Is this assumption realistic?
Variance Inflation Factors
One must always be on the lookout for issues with multicollinearity!
The general issues is that when two variables are highly correlated, it is hard to disentangle their effects.
Mathematically, the standard errors are inflated. Suppose we have a design matrix \(\mathbf{X} = [x_1, ..., x_p]\) and we want to calculate the variance inflation factor (VIF). We regress \(x_1\) against \(x_2, ..., x_p\).
Let \(R_1^2\) be the associated R-squared for \(x_1\). Then \(VIF_1 = \frac{1}{1-R_1^2}\).
It can be shown that \(Var(\hat{\beta}_j) = VIF_j \cdot \frac{\sigma^2}{(n-1)s_{x_j}^2}\).
Different rules of thumb \(VIFs>5\) are cause for concern.

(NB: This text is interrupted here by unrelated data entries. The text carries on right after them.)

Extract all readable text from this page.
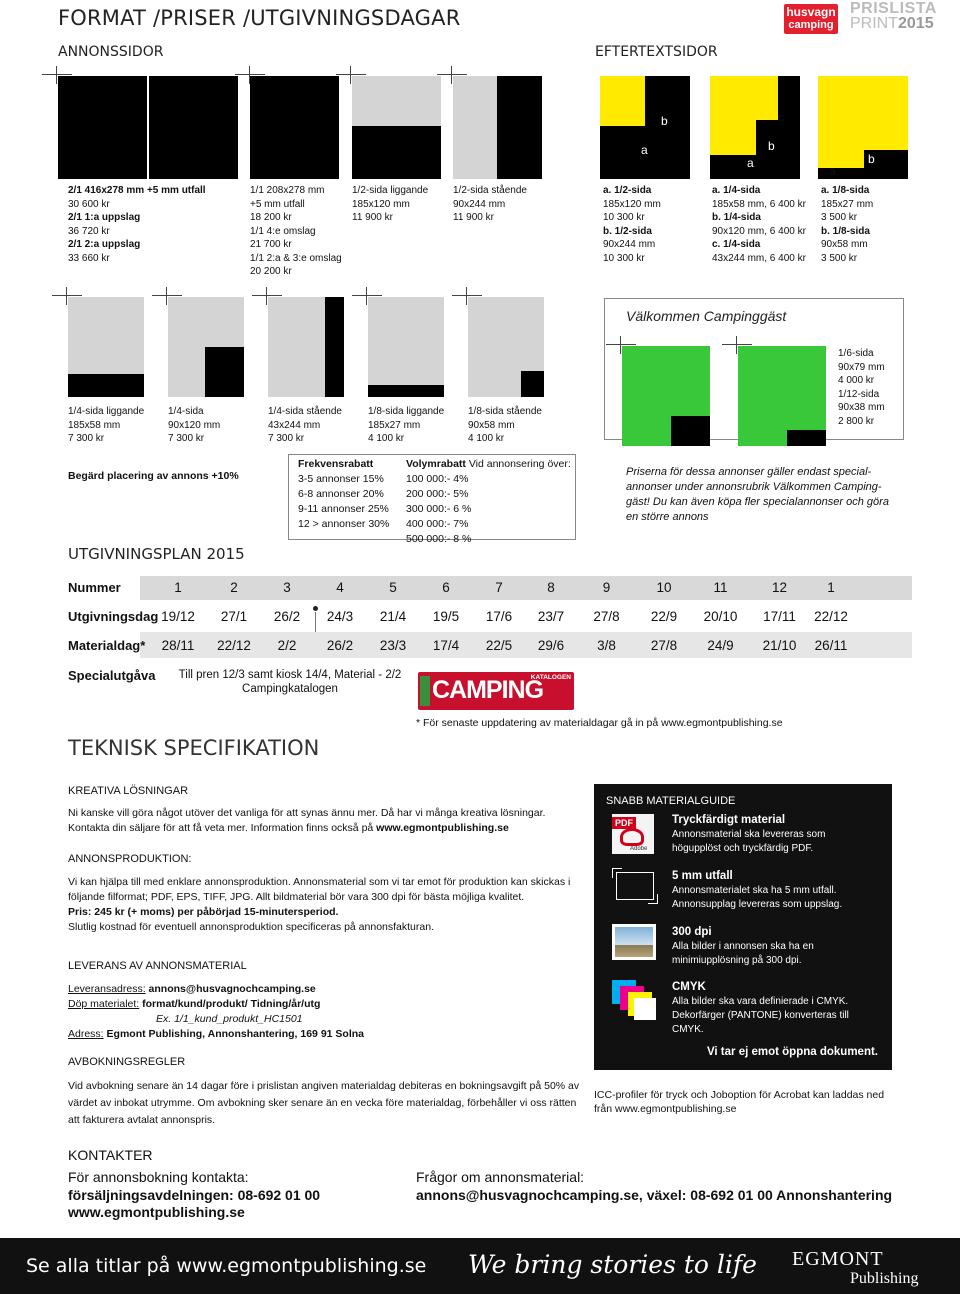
FORMAT /PRISER /UTGIVNINGSDAGAR	husvagn
camping
PRISLISTA
PRINT2015
ANNONSSIDOR	EFTERTEXTSIDOR
a
b
a
b
c
a
b
2/1 416x278 mm +5 mm utfall
30 600 kr
2/1 1:a uppslag
36 720 kr
2/1 2:a uppslag
33 660 kr
1/1 208x278 mm
+5 mm utfall
18 200 kr
1/1 4:e omslag
21 700 kr
1/1 2:a & 3:e omslag
20 200 kr
1/2-sida liggande
185x120 mm
11 900 kr
1/2-sida stående
90x244 mm
11 900 kr
a. 1/2-sida
185x120 mm
10 300 kr
b. 1/2-sida
90x244 mm
10 300 kr
a. 1/4-sida
185x58 mm, 6 400 kr
b. 1/4-sida
90x120 mm, 6 400 kr
c. 1/4-sida
43x244 mm, 6 400 kr
a. 1/8-sida
185x27 mm
3 500 kr
b. 1/8-sida
90x58 mm
3 500 kr
1/4-sida liggande
185x58 mm
7 300 kr
1/4-sida
90x120 mm
7 300 kr
1/4-sida stående
43x244 mm
7 300 kr
1/8-sida liggande
185x27 mm
4 100 kr
1/8-sida stående
90x58 mm
4 100 kr
Välkommen Campinggäst
1/6-sida
90x79 mm
4 000 kr
1/12-sida
90x38 mm
2 800 kr
Priserna för dessa annonser gäller endast special-annonser under annonsrubrik Välkommen Camping-gäst! Du kan även köpa fler specialannonser och göra en större annons
Begärd placering av annons +10%
Frekvensrabatt
3-5 annonser 15%
6-8 annonser 20%
9-11 annonser 25%
12 > annonser 30%
Volymrabatt Vid annonsering över:
100 000:- 4%
200 000:- 5%
300 000:- 6 %
400 000:- 7%
500 000:- 8 %
UTGIVNINGSPLAN 2015
Nummer	1	2	3	4	5	6	7	8	9	10	11	12	1
Utgivningsdag 19/12	27/1	26/2	24/3	21/4	19/5	17/6	23/7	27/8	22/9	20/10	17/11	22/12
Materialdag*	28/11	22/12	2/2	26/2	23/3	17/4	22/5	29/6	3/8	27/8	24/9	21/10	26/11
Specialutgåva	Till pren 12/3 samt kiosk 14/4, Material - 2/2
Campingkatalogen	CAMPING
KATALOGEN
* För senaste uppdatering av materialdagar gå in på www.egmontpublishing.se
TEKNISK SPECIFIKATION
KREATIVA LÖSNINGAR
Ni kanske vill göra något utöver det vanliga för att synas ännu mer. Då har vi många kreativa lösningar.
Kontakta din säljare för att få veta mer. Information finns också på www.egmontpublishing.se
ANNONSPRODUKTION:
Vi kan hjälpa till med enklare annonsproduktion. Annonsmaterial som vi tar emot för produktion kan skickas i
följande filformat; PDF, EPS, TIFF, JPG. Allt bildmaterial bör vara 300 dpi för bästa möjliga kvalitet.
Pris: 245 kr (+ moms) per påbörjad 15-minutersperiod.
Slutlig kostnad för eventuell annonsproduktion specificeras på annonsfakturan.
LEVERANS AV ANNONSMATERIAL
Leveransadress: annons@husvagnochcamping.se
Döp materialet: format/kund/produkt/ Tidning/år/utg
Ex. 1/1_kund_produkt_HC1501
Adress: Egmont Publishing, Annonshantering, 169 91 Solna
AVBOKNINGSREGLER
Vid avbokning senare än 14 dagar före i prislistan angiven materialdag debiteras en bokningsavgift på 50% av
värdet av inbokat utrymme. Om avbokning sker senare än en vecka före materialdag, förbehåller vi oss rätten
att fakturera avtalat annonspris.
SNABB MATERIALGUIDE
PDF
Adobe
Tryckfärdigt material
Annonsmaterial ska levereras som
högupplöst och tryckfärdig PDF.
5 mm utfall
Annonsmaterialet ska ha 5 mm utfall.
Annonsupplag levereras som uppslag.
300 dpi
Alla bilder i annonsen ska ha en
minimiupplösning på 300 dpi.
CMYK
Alla bilder ska vara definierade i CMYK.
Dekorfärger (PANTONE) konverteras till
CMYK.
Vi tar ej emot öppna dokument.
ICC-profiler för tryck och Joboption för Acrobat kan laddas ned från www.egmontpublishing.se
KONTAKTER
För annonsbokning kontakta:
försäljningsavdelningen: 08-692 01 00
www.egmontpublishing.se
Frågor om annonsmaterial:
annons@husvagnochcamping.se, växel: 08-692 01 00 Annonshantering
Se alla titlar på www.egmontpublishing.se We bring stories to life EGMONT
Publishing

To test whether the interaction was significant, look at whether the inclusion of the interaction significantly “improved” model fit.
\(H_0\): The interaction between education and age does not improve model fit.
\(H_A\): The interaction improves model fit.
Suppose we want to choose between these two models, i.e., Full model vs. Reduced model. We use the F-statistic:
F-statistic to perform model comparison
The F statistic is a ratio of two chi-square distributions to test whether the full model gives additional information, e.g., does \(\beta_5 = \beta_6 = \beta_7 =0\)?